Selon lui, le manque de canalisations favorise l’accumulation des eaux et la destruction des habitations. “Si l’eau avait trouvé une direction pour couler, les maisons ne se seraient pas écroulées”, explique-t-il.
Ce constat est juste. Les villages centrafricains, y compris des chefs-lieux de préfecture comme Sibut, n’ont aucun plan d’urbanisme. Les habitations sont construites n’importe où, n’importe comment. Il n’y a pas de canalisations pour évacuer les eaux de pluie. Il n’y a pas de normes de construction pour résister aux intempéries. Il n’y a pas de zonage pour éviter de construire dans des zones inondables.
Résultat: à chaque saison des pluies, des maisons s’effondrent, des familles se retrouvent à la rue, et les autorités découvrent, stupéfaites, qu’il faudrait peut-être faire quelque chose.
Mais ce constat du député Komian-Sambia soulève une question: qu’a-t-il fait, lui, député de cette circonscription, pour exiger du ministère de l’Urbanisme qu’il élabore un plan d’aménagement pour Ndjoukou? A-t-il déposé une proposition de loi? A-t-il interpellé le ministre? A-t-il organisé des consultations avec la population locale?

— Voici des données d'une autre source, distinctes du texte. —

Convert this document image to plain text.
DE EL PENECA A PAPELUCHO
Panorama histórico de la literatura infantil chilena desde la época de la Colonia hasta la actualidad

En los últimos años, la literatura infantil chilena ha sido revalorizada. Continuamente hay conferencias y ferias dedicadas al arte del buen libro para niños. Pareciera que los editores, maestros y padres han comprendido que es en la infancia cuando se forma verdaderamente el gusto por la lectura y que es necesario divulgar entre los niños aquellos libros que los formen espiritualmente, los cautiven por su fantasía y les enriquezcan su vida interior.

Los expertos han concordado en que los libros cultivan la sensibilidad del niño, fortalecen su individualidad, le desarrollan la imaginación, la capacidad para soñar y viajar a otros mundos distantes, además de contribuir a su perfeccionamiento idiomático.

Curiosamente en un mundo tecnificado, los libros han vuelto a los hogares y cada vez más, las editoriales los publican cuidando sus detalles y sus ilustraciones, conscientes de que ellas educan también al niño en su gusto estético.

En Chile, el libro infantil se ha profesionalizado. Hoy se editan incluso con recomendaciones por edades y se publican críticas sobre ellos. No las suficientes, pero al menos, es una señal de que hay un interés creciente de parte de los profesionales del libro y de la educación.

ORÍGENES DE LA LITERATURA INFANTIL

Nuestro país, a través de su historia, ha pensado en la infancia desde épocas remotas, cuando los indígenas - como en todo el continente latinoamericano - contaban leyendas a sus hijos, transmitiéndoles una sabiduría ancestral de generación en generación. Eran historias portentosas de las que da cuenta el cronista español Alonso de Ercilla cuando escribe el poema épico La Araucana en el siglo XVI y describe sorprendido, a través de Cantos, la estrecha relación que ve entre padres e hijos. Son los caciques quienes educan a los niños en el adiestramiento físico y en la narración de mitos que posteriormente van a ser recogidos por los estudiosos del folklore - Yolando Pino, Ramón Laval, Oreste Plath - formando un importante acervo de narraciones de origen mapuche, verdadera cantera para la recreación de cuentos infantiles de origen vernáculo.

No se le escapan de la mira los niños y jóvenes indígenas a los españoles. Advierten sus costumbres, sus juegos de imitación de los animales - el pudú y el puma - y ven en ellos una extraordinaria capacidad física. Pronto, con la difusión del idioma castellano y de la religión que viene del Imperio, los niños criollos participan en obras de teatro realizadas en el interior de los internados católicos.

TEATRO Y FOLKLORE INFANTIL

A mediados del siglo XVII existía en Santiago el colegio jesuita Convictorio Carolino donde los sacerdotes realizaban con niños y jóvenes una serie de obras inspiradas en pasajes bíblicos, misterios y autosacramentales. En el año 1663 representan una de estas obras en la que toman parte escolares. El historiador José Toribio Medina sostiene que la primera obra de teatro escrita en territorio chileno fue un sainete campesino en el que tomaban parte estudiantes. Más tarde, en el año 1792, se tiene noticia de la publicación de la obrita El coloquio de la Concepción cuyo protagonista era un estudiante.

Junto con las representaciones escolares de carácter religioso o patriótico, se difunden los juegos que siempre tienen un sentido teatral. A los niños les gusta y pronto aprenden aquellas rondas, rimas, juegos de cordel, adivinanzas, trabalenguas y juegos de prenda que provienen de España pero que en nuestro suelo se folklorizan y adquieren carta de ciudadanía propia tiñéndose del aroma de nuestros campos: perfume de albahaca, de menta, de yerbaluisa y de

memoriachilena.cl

Apparemment non. Il constate le problème, comme tout le monde. Mais il ne fait rien pour le résoudre. Et quand la catastrophe arrive, il demande aux victimes de “prendre leur mal en patience”.
À Ndjoukou, la catastrophe met une fois de plus en lumière les failles structurelles de la gouvernance locale: insuffisance de prévention, absence de secours d’urgence, et improvisation permanente face aux désastres.
Ces “failles” ne sont pas accidentelles. Elles sont le résultat de décennies d’incurie, de corruption, d’incompétence et de mépris total des autorités pour les populations rurales.